Islamic Society of Essex County (ISOEC), 20 Branford Place – Located in an office building just off of Broad Street downtown, ISOEC grew out of its predecessor, the Islamic Cultural Center, which was established in 1981. As one of the oldest Masjids in America, ISOEC provides a peaceful environment to pray, relax and fellowship in the Newark community. In deference to the thriving Muslim community in the area, the City Council of Newark passed a resolution renaming the street adjacent to the Masjid as Mecca Place.
Hopewell Baptist Church/B’nai Jeshurun, Muhammed Ali Blvd – Newark is known as the birthplace of Judaism in New Jersey, and once boasted a thriving Jewish population and more than 50 synagogues.
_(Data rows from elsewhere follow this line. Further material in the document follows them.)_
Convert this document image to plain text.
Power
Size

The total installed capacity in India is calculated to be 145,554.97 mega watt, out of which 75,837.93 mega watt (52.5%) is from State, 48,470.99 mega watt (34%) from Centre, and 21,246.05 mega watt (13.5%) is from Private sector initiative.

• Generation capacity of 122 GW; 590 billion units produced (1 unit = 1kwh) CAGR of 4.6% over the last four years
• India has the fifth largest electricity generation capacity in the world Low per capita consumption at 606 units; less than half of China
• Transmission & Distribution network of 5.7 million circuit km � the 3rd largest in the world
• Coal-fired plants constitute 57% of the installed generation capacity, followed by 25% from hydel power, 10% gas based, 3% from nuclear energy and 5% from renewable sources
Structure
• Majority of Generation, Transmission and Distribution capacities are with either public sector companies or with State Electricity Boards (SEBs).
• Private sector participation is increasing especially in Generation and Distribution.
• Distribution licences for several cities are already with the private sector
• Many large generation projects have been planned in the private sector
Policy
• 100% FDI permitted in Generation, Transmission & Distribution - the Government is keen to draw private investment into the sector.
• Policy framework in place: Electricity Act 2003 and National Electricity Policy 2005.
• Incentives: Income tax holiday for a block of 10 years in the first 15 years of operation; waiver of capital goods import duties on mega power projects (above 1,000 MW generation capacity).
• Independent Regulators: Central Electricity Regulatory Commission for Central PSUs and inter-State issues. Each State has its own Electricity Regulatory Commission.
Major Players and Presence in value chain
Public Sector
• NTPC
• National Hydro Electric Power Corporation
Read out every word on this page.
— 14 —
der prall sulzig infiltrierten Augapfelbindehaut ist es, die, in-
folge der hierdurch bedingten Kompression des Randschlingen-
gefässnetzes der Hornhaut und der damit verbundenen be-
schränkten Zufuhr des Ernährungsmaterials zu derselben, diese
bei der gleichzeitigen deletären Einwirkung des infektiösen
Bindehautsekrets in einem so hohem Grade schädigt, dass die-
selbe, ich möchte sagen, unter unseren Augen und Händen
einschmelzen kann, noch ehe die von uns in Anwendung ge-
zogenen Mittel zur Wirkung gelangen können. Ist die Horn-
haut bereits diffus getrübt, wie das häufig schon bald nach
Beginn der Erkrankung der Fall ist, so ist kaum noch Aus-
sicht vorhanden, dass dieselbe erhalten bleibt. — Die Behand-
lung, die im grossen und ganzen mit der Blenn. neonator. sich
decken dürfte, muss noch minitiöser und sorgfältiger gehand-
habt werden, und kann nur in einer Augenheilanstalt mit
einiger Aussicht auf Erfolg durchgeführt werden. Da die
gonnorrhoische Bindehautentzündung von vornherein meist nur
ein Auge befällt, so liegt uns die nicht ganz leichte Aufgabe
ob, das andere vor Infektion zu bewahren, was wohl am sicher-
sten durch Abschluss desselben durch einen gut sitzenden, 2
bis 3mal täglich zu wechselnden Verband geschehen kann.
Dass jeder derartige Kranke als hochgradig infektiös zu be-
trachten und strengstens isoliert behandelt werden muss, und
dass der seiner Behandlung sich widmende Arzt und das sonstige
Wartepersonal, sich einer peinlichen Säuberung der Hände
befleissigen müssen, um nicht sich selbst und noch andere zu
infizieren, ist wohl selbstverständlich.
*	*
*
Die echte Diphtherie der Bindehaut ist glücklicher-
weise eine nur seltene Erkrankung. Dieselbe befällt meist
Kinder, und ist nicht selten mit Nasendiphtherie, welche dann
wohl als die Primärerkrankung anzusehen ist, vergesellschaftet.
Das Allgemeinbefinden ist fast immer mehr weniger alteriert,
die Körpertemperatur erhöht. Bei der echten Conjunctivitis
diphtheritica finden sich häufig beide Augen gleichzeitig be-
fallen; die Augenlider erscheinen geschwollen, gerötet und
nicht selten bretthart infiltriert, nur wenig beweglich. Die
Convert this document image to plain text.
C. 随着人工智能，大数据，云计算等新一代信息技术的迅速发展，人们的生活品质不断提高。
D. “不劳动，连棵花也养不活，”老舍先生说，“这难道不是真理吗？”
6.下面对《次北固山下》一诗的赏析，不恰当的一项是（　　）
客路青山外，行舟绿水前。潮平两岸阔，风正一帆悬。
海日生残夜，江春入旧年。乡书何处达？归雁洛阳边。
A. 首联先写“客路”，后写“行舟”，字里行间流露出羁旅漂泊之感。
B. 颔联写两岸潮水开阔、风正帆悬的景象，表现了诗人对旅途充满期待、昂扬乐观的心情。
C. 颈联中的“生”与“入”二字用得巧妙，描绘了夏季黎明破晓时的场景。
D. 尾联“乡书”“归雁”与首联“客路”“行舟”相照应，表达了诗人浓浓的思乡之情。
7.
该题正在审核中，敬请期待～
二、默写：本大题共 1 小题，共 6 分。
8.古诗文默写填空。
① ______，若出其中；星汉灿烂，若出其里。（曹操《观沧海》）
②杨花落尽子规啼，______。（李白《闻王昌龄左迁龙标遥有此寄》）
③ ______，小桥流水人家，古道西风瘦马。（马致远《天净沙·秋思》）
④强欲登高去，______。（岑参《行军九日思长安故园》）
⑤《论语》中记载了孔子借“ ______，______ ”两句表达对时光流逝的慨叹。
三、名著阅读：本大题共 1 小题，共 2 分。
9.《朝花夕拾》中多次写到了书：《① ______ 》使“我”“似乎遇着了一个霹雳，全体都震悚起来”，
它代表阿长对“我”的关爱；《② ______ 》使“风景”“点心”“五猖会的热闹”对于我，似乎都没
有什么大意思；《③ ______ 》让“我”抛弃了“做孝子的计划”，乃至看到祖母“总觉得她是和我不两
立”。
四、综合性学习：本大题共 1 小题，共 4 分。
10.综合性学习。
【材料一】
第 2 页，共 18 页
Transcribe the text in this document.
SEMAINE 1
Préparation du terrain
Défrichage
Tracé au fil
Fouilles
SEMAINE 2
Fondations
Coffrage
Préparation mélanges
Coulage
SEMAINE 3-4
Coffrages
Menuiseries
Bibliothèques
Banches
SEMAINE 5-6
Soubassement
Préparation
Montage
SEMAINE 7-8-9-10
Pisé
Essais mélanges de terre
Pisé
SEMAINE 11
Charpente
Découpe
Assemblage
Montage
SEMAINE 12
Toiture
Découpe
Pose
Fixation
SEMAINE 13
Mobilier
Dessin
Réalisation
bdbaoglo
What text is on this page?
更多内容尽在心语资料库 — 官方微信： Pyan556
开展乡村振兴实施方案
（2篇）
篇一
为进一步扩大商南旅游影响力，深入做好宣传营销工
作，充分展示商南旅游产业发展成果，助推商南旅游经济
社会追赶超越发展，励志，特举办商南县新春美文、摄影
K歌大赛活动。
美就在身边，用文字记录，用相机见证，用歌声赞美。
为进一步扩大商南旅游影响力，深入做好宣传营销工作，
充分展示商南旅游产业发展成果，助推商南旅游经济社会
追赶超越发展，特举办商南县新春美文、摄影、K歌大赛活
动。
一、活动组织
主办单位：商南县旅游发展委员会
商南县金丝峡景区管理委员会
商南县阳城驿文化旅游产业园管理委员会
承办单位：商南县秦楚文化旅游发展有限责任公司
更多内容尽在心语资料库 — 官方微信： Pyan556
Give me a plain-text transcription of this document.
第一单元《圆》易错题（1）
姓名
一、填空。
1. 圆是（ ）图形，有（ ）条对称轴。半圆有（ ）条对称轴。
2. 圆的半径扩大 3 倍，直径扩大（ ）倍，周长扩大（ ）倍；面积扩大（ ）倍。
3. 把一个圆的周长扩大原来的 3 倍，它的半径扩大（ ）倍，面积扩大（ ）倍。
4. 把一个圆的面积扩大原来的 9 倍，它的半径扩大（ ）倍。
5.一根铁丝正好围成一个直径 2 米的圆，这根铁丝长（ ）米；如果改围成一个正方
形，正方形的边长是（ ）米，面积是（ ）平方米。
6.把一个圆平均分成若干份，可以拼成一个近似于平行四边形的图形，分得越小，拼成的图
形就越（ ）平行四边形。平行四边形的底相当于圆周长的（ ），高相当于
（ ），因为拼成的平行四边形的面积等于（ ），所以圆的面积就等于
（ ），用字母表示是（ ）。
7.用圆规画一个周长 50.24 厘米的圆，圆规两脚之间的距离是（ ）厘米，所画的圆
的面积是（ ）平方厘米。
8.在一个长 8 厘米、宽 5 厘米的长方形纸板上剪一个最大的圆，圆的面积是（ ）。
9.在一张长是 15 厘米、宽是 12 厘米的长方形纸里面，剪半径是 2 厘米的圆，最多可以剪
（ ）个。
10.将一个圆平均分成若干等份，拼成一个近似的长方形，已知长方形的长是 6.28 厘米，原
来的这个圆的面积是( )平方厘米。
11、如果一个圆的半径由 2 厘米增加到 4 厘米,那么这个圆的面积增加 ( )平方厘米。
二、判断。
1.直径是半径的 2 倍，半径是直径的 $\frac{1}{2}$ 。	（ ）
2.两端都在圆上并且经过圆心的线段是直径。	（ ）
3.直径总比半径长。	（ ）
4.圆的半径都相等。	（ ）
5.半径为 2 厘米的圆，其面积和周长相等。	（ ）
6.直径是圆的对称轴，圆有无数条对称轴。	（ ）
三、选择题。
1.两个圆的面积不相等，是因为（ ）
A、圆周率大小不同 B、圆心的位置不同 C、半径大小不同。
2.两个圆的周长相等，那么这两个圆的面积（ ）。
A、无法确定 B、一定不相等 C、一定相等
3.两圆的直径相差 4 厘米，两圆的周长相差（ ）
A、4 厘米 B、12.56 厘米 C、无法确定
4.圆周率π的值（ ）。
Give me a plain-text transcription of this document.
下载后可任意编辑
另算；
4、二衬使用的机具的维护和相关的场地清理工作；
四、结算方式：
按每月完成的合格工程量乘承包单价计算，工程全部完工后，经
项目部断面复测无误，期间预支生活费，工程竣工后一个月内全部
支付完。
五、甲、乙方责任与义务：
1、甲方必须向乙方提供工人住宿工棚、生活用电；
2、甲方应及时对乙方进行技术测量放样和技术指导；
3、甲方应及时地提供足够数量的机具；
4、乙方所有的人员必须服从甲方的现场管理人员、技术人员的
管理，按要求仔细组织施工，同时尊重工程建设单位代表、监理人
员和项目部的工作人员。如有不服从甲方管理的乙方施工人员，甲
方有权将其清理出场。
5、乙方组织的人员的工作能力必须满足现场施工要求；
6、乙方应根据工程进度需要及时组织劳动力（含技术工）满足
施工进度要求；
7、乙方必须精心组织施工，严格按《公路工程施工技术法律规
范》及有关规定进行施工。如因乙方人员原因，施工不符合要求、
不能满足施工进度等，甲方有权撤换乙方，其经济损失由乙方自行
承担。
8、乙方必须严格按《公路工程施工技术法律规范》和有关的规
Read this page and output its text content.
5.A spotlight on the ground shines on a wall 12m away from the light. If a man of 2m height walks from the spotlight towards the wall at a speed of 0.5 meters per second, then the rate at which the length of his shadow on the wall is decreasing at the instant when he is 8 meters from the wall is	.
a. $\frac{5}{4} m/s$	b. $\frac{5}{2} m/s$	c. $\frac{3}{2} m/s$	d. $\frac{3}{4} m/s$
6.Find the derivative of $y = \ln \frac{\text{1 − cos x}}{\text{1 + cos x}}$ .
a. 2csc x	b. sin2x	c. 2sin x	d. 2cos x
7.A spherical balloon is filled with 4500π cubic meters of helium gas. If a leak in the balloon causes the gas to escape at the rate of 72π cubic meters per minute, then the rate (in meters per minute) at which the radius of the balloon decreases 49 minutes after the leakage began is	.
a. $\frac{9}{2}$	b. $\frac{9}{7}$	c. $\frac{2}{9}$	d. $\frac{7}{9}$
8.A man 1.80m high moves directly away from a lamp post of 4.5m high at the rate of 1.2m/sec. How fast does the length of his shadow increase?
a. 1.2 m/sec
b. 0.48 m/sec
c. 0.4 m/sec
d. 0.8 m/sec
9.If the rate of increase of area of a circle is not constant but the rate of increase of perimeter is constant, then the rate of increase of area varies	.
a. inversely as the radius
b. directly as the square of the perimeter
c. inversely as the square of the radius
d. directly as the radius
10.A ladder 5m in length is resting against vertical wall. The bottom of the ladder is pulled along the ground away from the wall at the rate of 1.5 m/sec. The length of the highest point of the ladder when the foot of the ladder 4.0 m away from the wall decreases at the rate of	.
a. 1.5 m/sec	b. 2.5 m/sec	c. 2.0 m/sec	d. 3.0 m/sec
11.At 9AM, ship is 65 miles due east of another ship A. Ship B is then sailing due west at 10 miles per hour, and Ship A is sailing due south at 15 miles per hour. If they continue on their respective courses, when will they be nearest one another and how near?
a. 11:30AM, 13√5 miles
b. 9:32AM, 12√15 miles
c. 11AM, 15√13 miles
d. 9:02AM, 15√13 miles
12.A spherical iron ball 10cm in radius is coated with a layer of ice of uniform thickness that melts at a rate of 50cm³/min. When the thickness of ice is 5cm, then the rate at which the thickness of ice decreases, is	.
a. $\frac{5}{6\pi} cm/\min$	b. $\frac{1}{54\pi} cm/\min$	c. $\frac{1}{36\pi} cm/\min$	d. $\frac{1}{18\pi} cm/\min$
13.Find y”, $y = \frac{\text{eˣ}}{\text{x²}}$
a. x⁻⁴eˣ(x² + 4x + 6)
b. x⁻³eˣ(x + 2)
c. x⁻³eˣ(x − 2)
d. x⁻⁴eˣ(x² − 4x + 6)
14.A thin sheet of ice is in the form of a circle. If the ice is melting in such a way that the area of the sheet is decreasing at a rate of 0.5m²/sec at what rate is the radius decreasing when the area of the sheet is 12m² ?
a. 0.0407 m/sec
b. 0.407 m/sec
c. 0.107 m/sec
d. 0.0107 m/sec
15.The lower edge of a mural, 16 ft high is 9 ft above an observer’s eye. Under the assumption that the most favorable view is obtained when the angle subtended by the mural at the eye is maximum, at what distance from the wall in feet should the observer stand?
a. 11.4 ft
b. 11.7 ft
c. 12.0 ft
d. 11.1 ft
Of them all, B’nai Jeshurun was the oldest, largest and wealthiest! Few of Newark’s religious structures are as magnificent as the building with the green dome at the end of Martin Luther King Boulevard. Currently, it serves as the home of Hopewell Baptist Church, whose leadership was at the forefront of the civil rights movement.
Clinton Memorial AME Zion Church, 151 Broadway - Clinton Memorial is the oldest active black congregation in Newark, having been established in 1822. After spending its first few years in a building on Academy Street, the church moved into its current home in a Victorian gothic style building on Broadway in 1930. In 1999, Clinton Memorial elected the first female pastor in AME Zion history. Rev. Frances Murray-Williams. Visit its Farmer’s Market on Saturday mornings from July to November for fresh produce, nutrition classes, and health screenings.
Grace Episcopal Church, 950 Broad Street - Founded on Ascension Day in 1837, Grace Church is widely regarded as a preeminent example of Gothic Revival architecture in America. A member of Affirming Catholicism, this parish remains committed to Catholic faith and traditions but is open to new insights like the ordination of women and the affirmation of homosexual relationships, making for a diverse congregation. The Grace Church Music Society, organized in 2008, sponsors a series of recitals and concerts. Admission is free but love offerings are welcome!
New Hope Baptist Church, 106 Sussex Avenue – Best known for being the church where Whitney Houston and Dionne Warwick grew up and began their singing careers, it also served as the site where stars and fans gathered to mourn Houston at her funeral in 2012. Her mother, Cissy Houston, a popular gospel singer in her own right, served as Minister of Music at New Hope for 54 years! The stately structure, which opened in 1903, is still welcoming visitors and worshippers with warm hugs and bright smiles.